Perl Cookbook
- Second edition
- Author: Tom Christiansen Nathan Torkington
- Language: English
- Publisher: O'Reilly Media
- Publication date: August 1998
- Publication place: United States
- Pages: 964
- ISBN: 1-56592-243-3 (First edition) ISBN 0-596-00313-7 (Second edition)

= Perl Cookbook =

Book by Tom Christiansen

The Perl Cookbook, ISBN 0-596-00313-7, is a book containing solutions to common short tasks in Perl. Each chapter covers a particular topic area ("Strings", "Ties, Objects, and Classes", "CGI") and is divided into around a dozen recipes each on a particular problem ("Reversing A String By Word Or Character", "Accessing Overridden Methods", "Managing Cookies"). Each recipe has four parts: "Problem", "Solution", "Discussion", and "See Also".

The Perl Cookbook is written by Tom Christiansen and Nathan Torkington, and published by O'Reilly. The Perl Cookbook inspired the PLEAC (Programming Language Examples Alike Cookbook) website, which translated the code snippets in the Perl Cookbook into other languages: Python, Ruby, Guile, Tcl, Java, and beyond.

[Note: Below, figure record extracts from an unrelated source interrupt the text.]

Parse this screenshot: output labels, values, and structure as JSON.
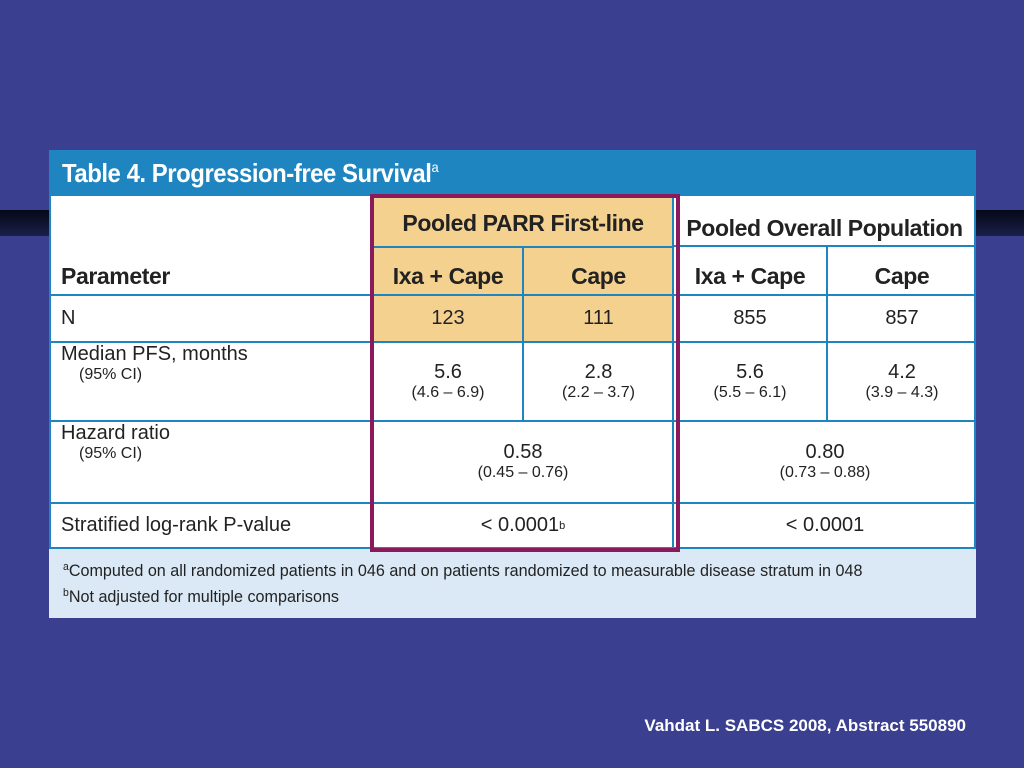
{
  "table": {
    "title": "Table 4. Progression-free Survival",
    "title_marker": "a",
    "group_headers": {
      "pooled_parr": "Pooled PARR First-line",
      "pooled_overall": "Pooled Overall Population"
    },
    "parameter_header": "Parameter",
    "columns": [
      "Ixa + Cape",
      "Cape",
      "Ixa + Cape",
      "Cape"
    ],
    "rows": {
      "n": {
        "label": "N",
        "values": [
          "123",
          "111",
          "855",
          "857"
        ]
      },
      "median_pfs": {
        "label": "Median PFS, months",
        "sublabel": "(95% CI)",
        "values": [
          "5.6",
          "2.8",
          "5.6",
          "4.2"
        ],
        "ci": [
          "(4.6 – 6.9)",
          "(2.2 – 3.7)",
          "(5.5 – 6.1)",
          "(3.9 – 4.3)"
        ]
      },
      "hazard_ratio": {
        "label": "Hazard ratio",
        "sublabel": "(95% CI)",
        "values": [
          "0.58",
          "0.80"
        ],
        "ci": [
          "(0.45 – 0.76)",
          "(0.73 – 0.88)"
        ]
      },
      "p_value": {
        "label": "Stratified log-rank P-value",
        "values": [
          "< 0.0001",
          "< 0.0001"
        ],
        "marker": "b"
      }
    },
    "footnotes": [
      {
        "marker": "a",
        "text": "Computed on all randomized patients in 046 and on patients randomized to measurable disease stratum in 048"
      },
      {
        "marker": "b",
        "text": "Not adjusted for multiple comparisons"
      }
    ]
  },
  "citation": "Vahdat L. SABCS 2008, Abstract 550890",
  "colors": {
    "background": "#3a3f8f",
    "title_bar": "#1f85c0",
    "highlight": "#f5d190",
    "frame": "#8a1a5c",
    "footer": "#dae9f5"
  }
}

O'Reilly went on to publish other Cookbooks inspired by the Perl Cookbook's format, including Java Cookbook, Python Cookbook, CSS Cookbook, and PHP Cookbook.

Some related books are Learning Perl and Advanced Perl Programming.

== Reception ==
The Perl Cookbook has been referred to as "the definitive Perl book", "the ultimate Perl Grabbag", and "an essential book for the advanced development of Perl skills".